MechanicalHorizon08 Jan 2013 3:05 p.m. PST

I always thought Saruman was corrupted long before he was sent to Middle-Earth, since he and Sauron were both pupils of Aule and learned their craft from him.

I think Saruman was turned and was trying to help Sauron all along.

Wellspring15 Jan 2013 9:52 a.m. PST

MechanicalHorizon, I've heard that theory before and there's some logic to it. Tolkien himself seemed to suggest that Aule's domain (sub-creation and crafting) was more easily corrupted than others.

Feanor fits in the same mold. Actually, now that I think of it, so do Eöl and Maeglin. All were smiths who turned to evil. The story of the Nauglamir stems in part from greed, but also the pride of the dwarves who were corrupted by their desire to keep their own creation.

So, yeah, good point! I still think Saruman was corrupted later, but your theory fits too.

In my view, he was good when he was in Valinor and was corrupted over time. At first, he was just trying to locate the Ring, the source of Sauron's power. Then, it occurred to him that he could keep it safe, and maybe even use it, however briefly, to defeat Sauron. In his zeal to acquire it, it corrupted him, and he gradually envisioned himself as the new Dark Lord. Feigning an alliance with Sauron enabled him to be close enough to steal the Ring when it revealed itself (which no doubt Sauron was fully aware of).
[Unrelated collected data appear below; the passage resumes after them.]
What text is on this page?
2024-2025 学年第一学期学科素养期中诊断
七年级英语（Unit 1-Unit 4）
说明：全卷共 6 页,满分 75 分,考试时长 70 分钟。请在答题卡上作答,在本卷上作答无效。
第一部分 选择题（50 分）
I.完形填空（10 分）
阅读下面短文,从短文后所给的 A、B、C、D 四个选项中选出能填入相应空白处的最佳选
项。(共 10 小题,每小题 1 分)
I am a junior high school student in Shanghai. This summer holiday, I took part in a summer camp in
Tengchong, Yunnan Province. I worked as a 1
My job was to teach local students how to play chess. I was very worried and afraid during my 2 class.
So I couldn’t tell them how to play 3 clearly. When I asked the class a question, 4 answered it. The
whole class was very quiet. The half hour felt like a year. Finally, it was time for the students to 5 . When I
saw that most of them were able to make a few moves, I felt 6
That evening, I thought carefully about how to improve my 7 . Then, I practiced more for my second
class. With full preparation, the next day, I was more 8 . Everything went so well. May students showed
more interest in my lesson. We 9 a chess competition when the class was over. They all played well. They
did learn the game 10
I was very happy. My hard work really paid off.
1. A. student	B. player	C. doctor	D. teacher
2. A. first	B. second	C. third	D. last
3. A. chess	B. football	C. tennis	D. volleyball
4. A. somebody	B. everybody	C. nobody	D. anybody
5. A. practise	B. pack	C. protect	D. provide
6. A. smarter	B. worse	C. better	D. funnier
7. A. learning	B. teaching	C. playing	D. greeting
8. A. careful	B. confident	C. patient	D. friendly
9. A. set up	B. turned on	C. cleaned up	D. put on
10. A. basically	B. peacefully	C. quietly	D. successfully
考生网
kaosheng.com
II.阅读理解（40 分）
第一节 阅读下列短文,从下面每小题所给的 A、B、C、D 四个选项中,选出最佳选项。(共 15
Of course, there's a fine line between convincingly feigning an alliance with evil and actually being evil.

It actually mirrors a scene in the Silmarillion. After Thingol sets Beren on the Quest of the Silmaril, his wife warns him that it would go ill for him. King Finrod later explains to Beren something like "the Silmarils are cursed with an oath of hatred, and he that even names them in desire moves a great power from slumber". Simply desiring them, even if they aren't even around, is enough to corrupt and destroy. Beautiful and good and utterly perilous. So much the worse then is the One Ring, which is fundamentally evil.